The cap is cylindrical with a smooth section 20, an undercut section 21 and a threaded outer section 22. The pitch and diameter of the threads on the cap match that for the threads on the jar. On the smooth section of the cap are provided a first and a second threaded ports, 16A and 16B respectively. Preferably the first threaded port 16A is located on the side of the cap, and the second threaded port is located at the top center of the cap. The cap has an interior cavity 26 and opposite the first threaded port 16B is provided a circular protrusion 24 extending into cavity.

An O-ring 36 is disposed on the undercut section 21 on the cap. The cap is removably threaded onto the jar to provide a hermetic seal with the jar.

A first barb fitting 12 and a second barb fitting 18 are installed on the first and second threaded ports on the cap, respectively. Preferably, fitting 12 is shaped in 90-degree elbow and fitting 18 is straight. Additionally, the barbs on both inlet and outlet fittings are suited for connections to a soft tubing. A hole traverses each fitting thereby providing a fluid pathway therethrough.

A float 38 is disposed within the jar cavity.
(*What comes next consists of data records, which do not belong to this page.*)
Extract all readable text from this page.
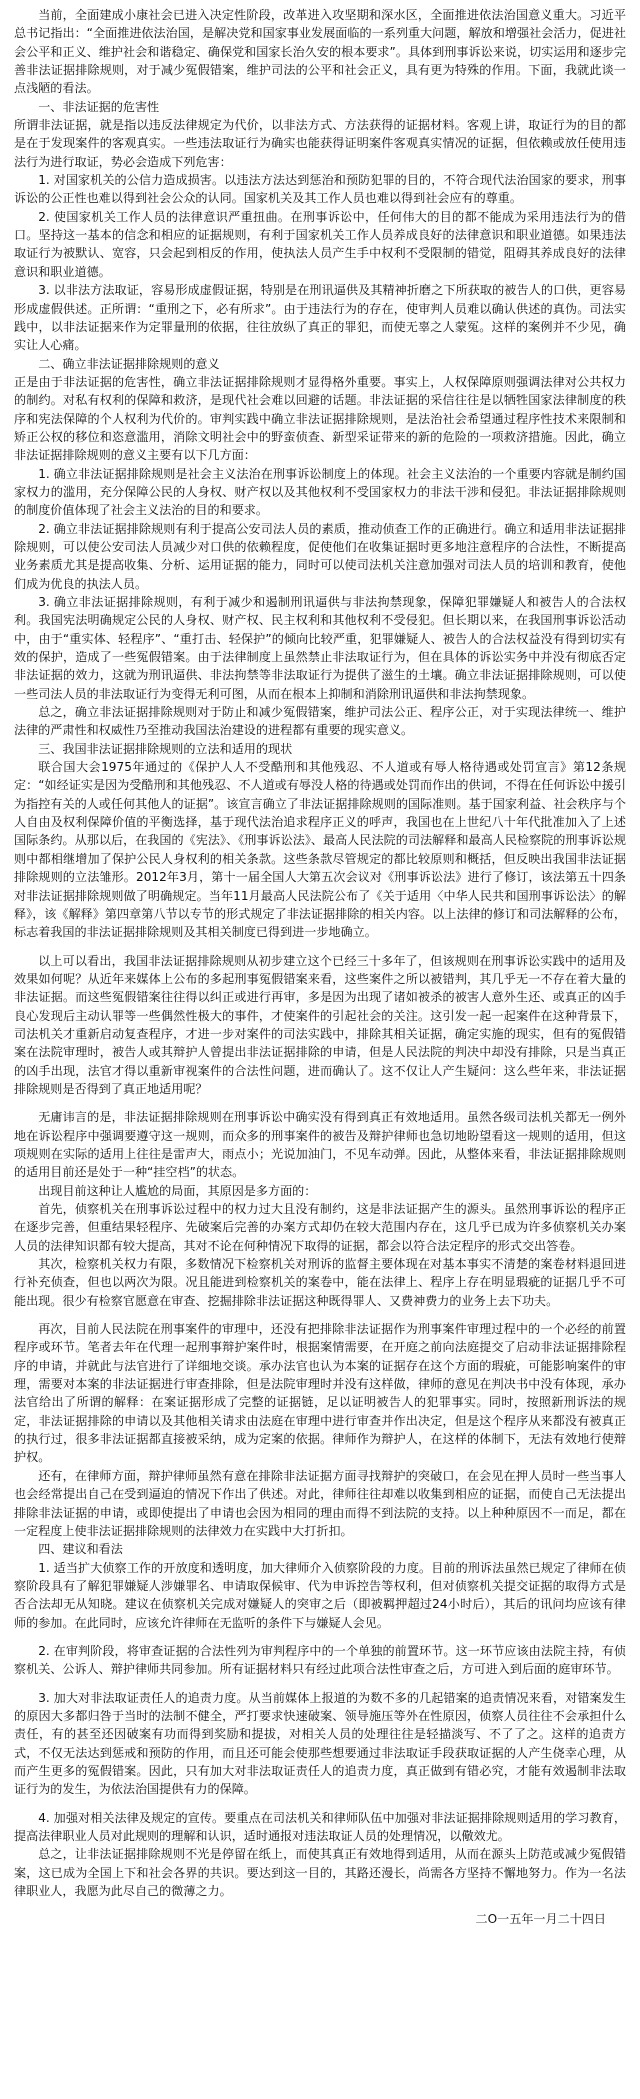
当前，全面建成小康社会已进入决定性阶段，改革进入攻坚期和深水区，全面推进依法治国意义重大。习近平总书记指出：“全面推进依法治国，是解决党和国家事业发展面临的一系列重大问题，解放和增强社会活力，促进社会公平和正义、维护社会和谐稳定、确保党和国家长治久安的根本要求”。具体到刑事诉讼来说，切实运用和逐步完善非法证据排除规则，对于减少冤假错案，维护司法的公平和社会正义，具有更为特殊的作用。下面，我就此谈一点浅陋的看法。

一、非法证据的危害性

所谓非法证据，就是指以违反法律规定为代价，以非法方式、方法获得的证据材料。客观上讲，取证行为的目的都是在于发现案件的客观真实。一些违法取证行为确实也能获得证明案件客观真实情况的证据，但依赖或放任使用违法行为进行取证，势必会造成下列危害：

1. 对国家机关的公信力造成损害。以违法方法达到惩治和预防犯罪的目的，不符合现代法治国家的要求，刑事诉讼的公正性也难以得到社会公众的认同。国家机关及其工作人员也难以得到社会应有的尊重。

2. 使国家机关工作人员的法律意识严重扭曲。在刑事诉讼中，任何伟大的目的都不能成为采用违法行为的借口。坚持这一基本的信念和相应的证据规则，有利于国家机关工作人员养成良好的法律意识和职业道德。如果违法取证行为被默认、宽容，只会起到相反的作用，使执法人员产生手中权利不受限制的错觉，阻碍其养成良好的法律意识和职业道德。

3. 以非法方法取证，容易形成虚假证据，特别是在刑讯逼供及其精神折磨之下所获取的被告人的口供，更容易形成虚假供述。正所谓：“重刑之下，必有所求”。由于违法行为的存在，使审判人员难以确认供述的真伪。司法实践中，以非法证据来作为定罪量刑的依据，往往放纵了真正的罪犯，而使无辜之人蒙冤。这样的案例并不少见，确实让人心痛。

二、确立非法证据排除规则的意义

正是由于非法证据的危害性，确立非法证据排除规则才显得格外重要。事实上，人权保障原则强调法律对公共权力的制约。对私有权利的保障和救济，是现代社会难以回避的话题。非法证据的采信往往是以牺牲国家法律制度的秩序和宪法保障的个人权利为代价的。审判实践中确立非法证据排除规则，是法治社会希望通过程序性技术来限制和矫正公权的移位和恣意滥用，消除文明社会中的野蛮侦查、新型采证带来的新的危险的一项救济措施。因此，确立非法证据排除规则的意义主要有以下几方面：

1. 确立非法证据排除规则是社会主义法治在刑事诉讼制度上的体现。社会主义法治的一个重要内容就是制约国家权力的滥用，充分保障公民的人身权、财产权以及其他权利不受国家权力的非法干涉和侵犯。非法证据排除规则的制度价值体现了社会主义法治的目的和要求。

2. 确立非法证据排除规则有利于提高公安司法人员的素质，推动侦查工作的正确进行。确立和适用非法证据排除规则，可以使公安司法人员减少对口供的依赖程度，促使他们在收集证据时更多地注意程序的合法性，不断提高业务素质尤其是提高收集、分析、运用证据的能力，同时可以使司法机关注意加强对司法人员的培训和教育，使他们成为优良的执法人员。

3. 确立非法证据排除规则，有利于减少和遏制刑讯逼供与非法拘禁现象，保障犯罪嫌疑人和被告人的合法权利。我国宪法明确规定公民的人身权、财产权、民主权利和其他权利不受侵犯。但长期以来，在我国刑事诉讼活动中，由于“重实体、轻程序”、“重打击、轻保护”的倾向比较严重，犯罪嫌疑人、被告人的合法权益没有得到切实有效的保护，造成了一些冤假错案。由于法律制度上虽然禁止非法取证行为，但在具体的诉讼实务中并没有彻底否定非法证据的效力，这就为刑讯逼供、非法拘禁等非法取证行为提供了滋生的土壤。确立非法证据排除规则，可以使一些司法人员的非法取证行为变得无利可图，从而在根本上抑制和消除刑讯逼供和非法拘禁现象。

总之，确立非法证据排除规则对于防止和减少冤假错案，维护司法公正、程序公正，对于实现法律统一、维护法律的严肃性和权威性乃至推动我国法治建设的进程都有重要的现实意义。

三、我国非法证据排除规则的立法和适用的现状

联合国大会1975年通过的《保护人人不受酷刑和其他残忍、不人道或有辱人格待遇或处罚宣言》第12条规定：“如经证实是因为受酷刑和其他残忍、不人道或有辱没人格的待遇或处罚而作出的供词，不得在任何诉讼中援引为指控有关的人或任何其他人的证据”。该宣言确立了非法证据排除规则的国际准则。基于国家利益、社会秩序与个人自由及权利保障价值的平衡选择，基于现代法治追求程序正义的呼声，我国也在上世纪八十年代批准加入了上述国际条约。从那以后，在我国的《宪法》、《刑事诉讼法》、最高人民法院的司法解释和最高人民检察院的刑事诉讼规则中都相继增加了保护公民人身权利的相关条款。这些条款尽管规定的都比较原则和概括，但反映出我国非法证据排除规则的立法雏形。2012年3月，第十一届全国人大第五次会议对《刑事诉讼法》进行了修订，该法第五十四条对非法证据排除规则做了明确规定。当年11月最高人民法院公布了《关于适用〈中华人民共和国刑事诉讼法〉的解释》，该《解释》第四章第八节以专节的形式规定了非法证据排除的相关内容。以上法律的修订和司法解释的公布，标志着我国的非法证据排除规则及其相关制度已得到进一步地确立。

以上可以看出，我国非法证据排除规则从初步建立这个已经三十多年了，但该规则在刑事诉讼实践中的适用及效果如何呢？从近年来媒体上公布的多起刑事冤假错案来看，这些案件之所以被错判，其几乎无一不存在着大量的非法证据。而这些冤假错案往往得以纠正或进行再审，多是因为出现了诸如被杀的被害人意外生还、或真正的凶手良心发现后主动认罪等一些偶然性极大的事件，才使案件的引起社会的关注。这引发一起一起案件在这种背景下，司法机关才重新启动复查程序，才进一步对案件的司法实践中，排除其相关证据，确定实施的现实，但有的冤假错案在法院审理时，被告人或其辩护人曾提出非法证据排除的申请，但是人民法院的判决中却没有排除，只是当真正的凶手出现，法官才得以重新审视案件的合法性问题，进而确认了。这不仅让人产生疑问：这么些年来，非法证据排除规则是否得到了真正地适用呢？

无庸讳言的是，非法证据排除规则在刑事诉讼中确实没有得到真正有效地适用。虽然各级司法机关都无一例外地在诉讼程序中强调要遵守这一规则，而众多的刑事案件的被告及辩护律师也急切地盼望看这一规则的适用，但这项规则在实际的适用上往往是雷声大，雨点小；光说加油门，不见车动弹。因此，从整体来看，非法证据排除规则的适用目前还是处于一种“挂空档”的状态。

出现目前这种让人尴尬的局面，其原因是多方面的：

首先，侦察机关在刑事诉讼过程中的权力过大且没有制约，这是非法证据产生的源头。虽然刑事诉讼的程序正在逐步完善，但重结果轻程序、先破案后完善的办案方式却仍在较大范围内存在，这几乎已成为许多侦察机关办案人员的法律知识都有较大提高，其对不论在何种情况下取得的证据，都会以符合法定程序的形式交出答卷。

其次，检察机关权力有限，多数情况下检察机关对刑诉的监督主要体现在对基本事实不清楚的案卷材料退回进行补充侦查，但也以两次为限。况且能进到检察机关的案卷中，能在法律上、程序上存在明显瑕疵的证据几乎不可能出现。很少有检察官愿意在审查、挖掘排除非法证据这种既得罪人、又费神费力的业务上去下功夫。

再次，目前人民法院在刑事案件的审理中，还没有把排除非法证据作为刑事案件审理过程中的一个必经的前置程序或环节。笔者去年在代理一起刑事辩护案件时，根据案情需要，在开庭之前向法庭提交了启动非法证据排除程序的申请，并就此与法官进行了详细地交谈。承办法官也认为本案的证据存在这个方面的瑕疵，可能影响案件的审理，需要对本案的非法证据进行审查排除，但是法院审理时并没有这样做，律师的意见在判决书中没有体现，承办法官给出了所谓的解释：在案证据形成了完整的证据链，足以证明被告人的犯罪事实。同时，按照新刑诉法的规定，非法证据排除的申请以及其他相关请求由法庭在审理中进行审查并作出决定，但是这个程序从来都没有被真正的执行过，很多非法证据都直接被采纳，成为定案的依据。律师作为辩护人，在这样的体制下，无法有效地行使辩护权。

还有，在律师方面，辩护律师虽然有意在排除非法证据方面寻找辩护的突破口，在会见在押人员时一些当事人也会经常提出自己在受到逼迫的情况下作出了供述。对此，律师往往却难以收集到相应的证据，而使自己无法提出排除非法证据的申请，或即使提出了申请也会因为相同的理由而得不到法院的支持。以上种种原因不一而足，都在一定程度上使非法证据排除规则的法律效力在实践中大打折扣。

四、建议和看法

1. 适当扩大侦察工作的开放度和透明度，加大律师介入侦察阶段的力度。目前的刑诉法虽然已规定了律师在侦察阶段具有了解犯罪嫌疑人涉嫌罪名、申请取保候审、代为申诉控告等权利，但对侦察机关提交证据的取得方式是否合法却无从知晓。建议在侦察机关完成对嫌疑人的突审之后（即被羁押超过24小时后），其后的讯问均应该有律师的参加。在此同时，应该允许律师在无监听的条件下与嫌疑人会见。

2. 在审判阶段，将审查证据的合法性列为审判程序中的一个单独的前置环节。这一环节应该由法院主持，有侦察机关、公诉人、辩护律师共同参加。所有证据材料只有经过此项合法性审查之后，方可进入到后面的庭审环节。

3. 加大对非法取证责任人的追责力度。从当前媒体上报道的为数不多的几起错案的追责情况来看，对错案发生的原因大多都归咎于当时的法制不健全，严打要求快速破案、领导施压等外在性原因，侦察人员往往不会承担什么责任，有的甚至还因破案有功而得到奖励和提拔，对相关人员的处理往往是轻描淡写、不了了之。这样的追责方式，不仅无法达到惩戒和预防的作用，而且还可能会使那些想要通过非法取证手段获取证据的人产生侥幸心理，从而产生更多的冤假错案。因此，只有加大对非法取证责任人的追责力度，真正做到有错必究，才能有效遏制非法取证行为的发生，为依法治国提供有力的保障。

4. 加强对相关法律及规定的宣传。要重点在司法机关和律师队伍中加强对非法证据排除规则适用的学习教育，提高法律职业人员对此规则的理解和认识，适时通报对违法取证人员的处理情况，以儆效尤。

总之，让非法证据排除规则不光是停留在纸上，而使其真正有效地得到适用，从而在源头上防范或减少冤假错案，这已成为全国上下和社会各界的共识。要达到这一目的，其路还漫长，尚需各方坚持不懈地努力。作为一名法律职业人，我愿为此尽自己的微薄之力。

二O一五年一月二十四日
The float comprises of a body section 39 and a plurality of fins 40 that protrudes radially from the perimeter of the body. The body section has a tapered upper section 42 that has a smooth surface. The fins are sized such that the float moves along the central axis of the jar. The float is constructed of a material with specific gravity of less than 1. Further, it is beneficial to remove excess interior material from the float.

The seal gasket 44 has a straight section 45 with a smaller inner step, a conical section 46 and a hole that is concentrically disposed within the gasket from one end to the other. The inner tapered surface of the conical section is smooth and is suited to provide a sealing interface with the corresponding tapered surface on the float. The inner hole in the straight section is attachable to the circular protrusion on the cap by known means, for example friction fit or adhesive. A step on the inner hole functions as a stop on the protrusion. Additionally, the length of the conical section is adapted so that it is extends at least 0.5 inch beyond the inlet port 16A on the side of the cap in order to deflect the incoming fluid entering from the inlet port and preventing the fluid from directly entering the outlet port.

FIG. 1 shows the water trap assembly in the de-activation mode. The float is in the down position; the fluid flow pathway is un-interrupted between the inlet and the outlet fitting. Conversely, FIG. 2 shows the water trap assembly in the activation mode, in which water has been drawn into the jar. The accumulated water 50 lifts the float, thereby allowing the tapered surface on the float to engage the corresponding tapered surface on the sealing gasket and achieves a sealing interface 52 that interrupts fluid flow.

FIG. 3 shows the control system for a vacuum-line plumbing system with a first and a second mechanical water trap assemblies 10A and 10B respectively. The pneumatically-controlled device is a pinch valve assembly 68 that is equipped with port 66 for pneumatically activating the pinch valve.

The first water trap assembly 10A is fluidically interposed between the controller 60 and the pinch valve. Inlet fitting 18A on the water trap assembly is fluidically connected to port 66 on the pinch valve, and outlet fitting 12A is fluidically connected to the port 62 on the controller.

The second water trap assembly 10B is fluidically interposed between the vacuum line 70 and the check valve 76. Inlet fitting 18B on the water trap assembly is fluidically connected to port 72 on the vacuum line. The outlet fitting 12B is fluidically connected to the inlet port 74 on the check valve, and the outlet port 78 on the check valve is fluidically connected to port 80 on the controller.

The water trap assembly can be installed up-stream or down-stream of the check valve. As shown in FIG. 3, the water trap assembly is preferably installed upstream of the check valve (between pinch valve and check valve) so that the water trap renders protection to both check valve and controller.